In a move aimed at tackling the growing issue of harmful gambling, the UK’s National Institute for Care Excellence (NICE) has issued draft guidance recommending that healthcare professionals in the UK ask patients about their gambling habits during health checkups and GP appointments.
Healthcare Professionals Encourage Patients to Assess Gambling Habits
NICE’s draft guidance emphasizes the need for healthcare professionals to identify and address the risks associated with gambling when patients exhibit signs of mental health problems or possible addiction. According to the guidelines, individuals should be encouraged to assess the severity of their gambling habits by completing a questionnaire available on the NHS website. This questionnaire, based on the Problem Gambling Severity Index (PGSI), helps individuals determine their risk level. A score of 8 or above indicates a need for specialized support, while those with lower scores can also benefit from available resources.
The guidance further recommends discussing the use of blocking software or tools to limit online gambling and suggests cognitive behavioral therapy (CBT) as a treatment option. CBT has proven effective in helping individuals identify triggers and manage the thoughts and urges associated with gambling episodes, making it a valuable tool in addressing harmful gambling habits.
“Harmful gambling causes immense misery to all those who experience it.

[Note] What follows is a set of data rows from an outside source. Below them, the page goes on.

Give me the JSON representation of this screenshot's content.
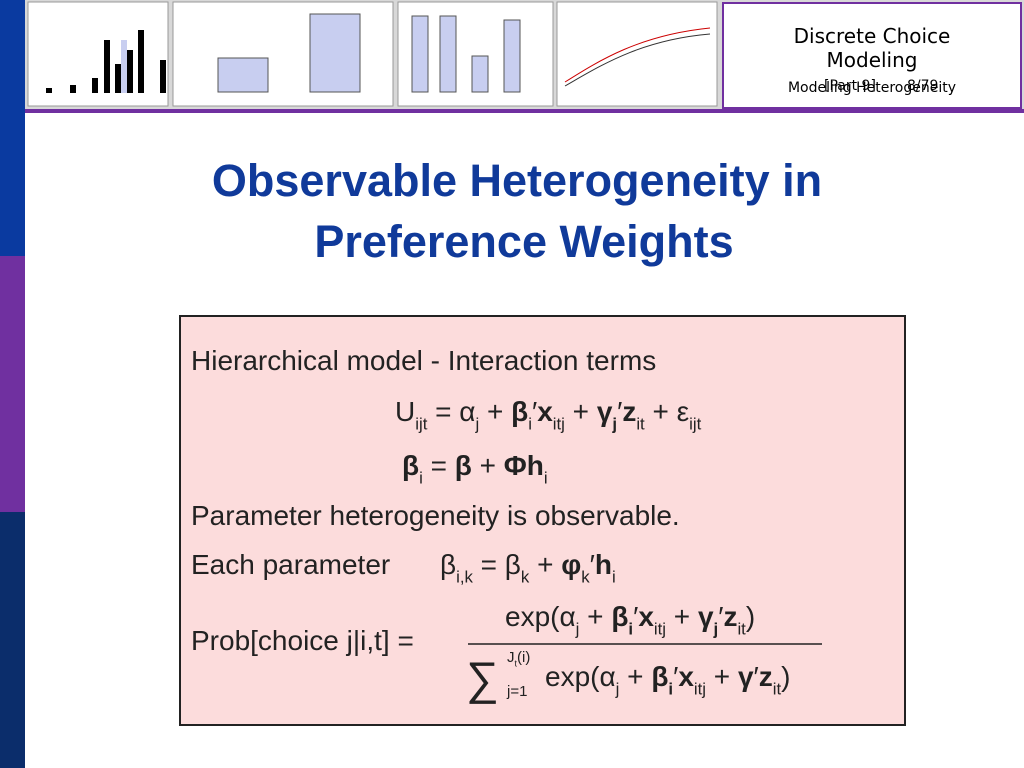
{
  "header": {
    "course": "Discrete Choice Modeling",
    "topic": "Modeling Heterogeneity",
    "part": "[Part 9]",
    "page": "8/79"
  },
  "title": [
    "Observable Heterogeneity in",
    "Preference Weights"
  ],
  "box": {
    "intro": "Hierarchical model - Interaction terms",
    "utility": [
      {
        "text": "U"
      },
      {
        "text": "ijt",
        "sub": true
      },
      {
        "text": " = α"
      },
      {
        "text": "j",
        "sub": true
      },
      {
        "text": " + "
      },
      {
        "text": "β",
        "bold": true
      },
      {
        "text": "i",
        "sub": true
      },
      {
        "text": "′"
      },
      {
        "text": "x",
        "bold": true
      },
      {
        "text": "itj",
        "sub": true
      },
      {
        "text": " + "
      },
      {
        "text": "γ",
        "bold": true
      },
      {
        "text": "j",
        "sub": true,
        "bold": true
      },
      {
        "text": "′"
      },
      {
        "text": "z",
        "bold": true
      },
      {
        "text": "it",
        "sub": true
      },
      {
        "text": " + ε"
      },
      {
        "text": "ijt",
        "sub": true
      }
    ],
    "beta": [
      {
        "text": "β",
        "bold": true
      },
      {
        "text": "i",
        "sub": true
      },
      {
        "text": " = "
      },
      {
        "text": "β",
        "bold": true
      },
      {
        "text": " + "
      },
      {
        "text": "Φh",
        "bold": true
      },
      {
        "text": "i",
        "sub": true
      }
    ],
    "statement": "Parameter heterogeneity is observable.",
    "each_label": "Each parameter",
    "each": [
      {
        "text": "β"
      },
      {
        "text": "i,k",
        "sub": true
      },
      {
        "text": " = β"
      },
      {
        "text": "k",
        "sub": true
      },
      {
        "text": " + "
      },
      {
        "text": "φ",
        "bold": true
      },
      {
        "text": "k",
        "sub": true
      },
      {
        "text": "′"
      },
      {
        "text": "h",
        "bold": true
      },
      {
        "text": "i",
        "sub": true
      }
    ],
    "prob_label": "Prob[choice j|i,t] =",
    "numerator": [
      {
        "text": "exp(α"
      },
      {
        "text": "j",
        "sub": true
      },
      {
        "text": " + "
      },
      {
        "text": "β",
        "bold": true
      },
      {
        "text": "i",
        "sub": true,
        "bold": true
      },
      {
        "text": "′"
      },
      {
        "text": "x",
        "bold": true
      },
      {
        "text": "itj",
        "sub": true
      },
      {
        "text": " + "
      },
      {
        "text": "γ",
        "bold": true
      },
      {
        "text": "j",
        "sub": true,
        "bold": true
      },
      {
        "text": "′"
      },
      {
        "text": "z",
        "bold": true
      },
      {
        "text": "it",
        "sub": true
      },
      {
        "text": ")"
      }
    ],
    "sum_symbol": "∑",
    "sum_upper": [
      {
        "text": "J"
      },
      {
        "text": "t",
        "sub": true
      },
      {
        "text": "(i)"
      }
    ],
    "sum_lower": "j=1",
    "denominator": [
      {
        "text": "exp(α"
      },
      {
        "text": "j",
        "sub": true
      },
      {
        "text": " + "
      },
      {
        "text": "β",
        "bold": true
      },
      {
        "text": "i",
        "sub": true,
        "bold": true
      },
      {
        "text": "′"
      },
      {
        "text": "x",
        "bold": true
      },
      {
        "text": "itj",
        "sub": true
      },
      {
        "text": " + "
      },
      {
        "text": "γ",
        "bold": true
      },
      {
        "text": "′"
      },
      {
        "text": "z",
        "bold": true
      },
      {
        "text": "it",
        "sub": true
      },
      {
        "text": ")"
      }
    ]
  }
}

We want those needing help or who are at risk to be identified sooner and receive appropriate help,” stated Professor Jonathan Benger, chief medical officer and interim director of the Center for Guidelines at NICE.
NHS Expands Treatment Clinics and Involves Families
According to a recent review by Public Health England, approximately 300,000 adults in England are grappling with problem gambling. Additionally, an estimated 3.8 million individuals, including adults, children, and young people, are adversely affected by someone else’s gambling habits. To address this issue, NHS England has established 12 gambling treatment clinics across the country since 2019, with plans to open three more in the coming months. These specialized clinics, fully funded by the NHS, are expected to assist around 3,000 people annually.
NICE’s draft guidance also emphasizes the importance of involving family members, partners, or close individuals in the treatment process if both the patient and the involved parties consent to it. While the NHS takes proactive steps to support individuals struggling with gambling addiction, the UK government is also making efforts to curb the issue.
A White Paper released earlier this year outlined comprehensive reforms, including the introduction of a statutory levy on gambling operators to fund research, prevention, and treatment of gambling-related harm. The government plans to initiate a consultation on the specifics of the statutory levy in the coming weeks.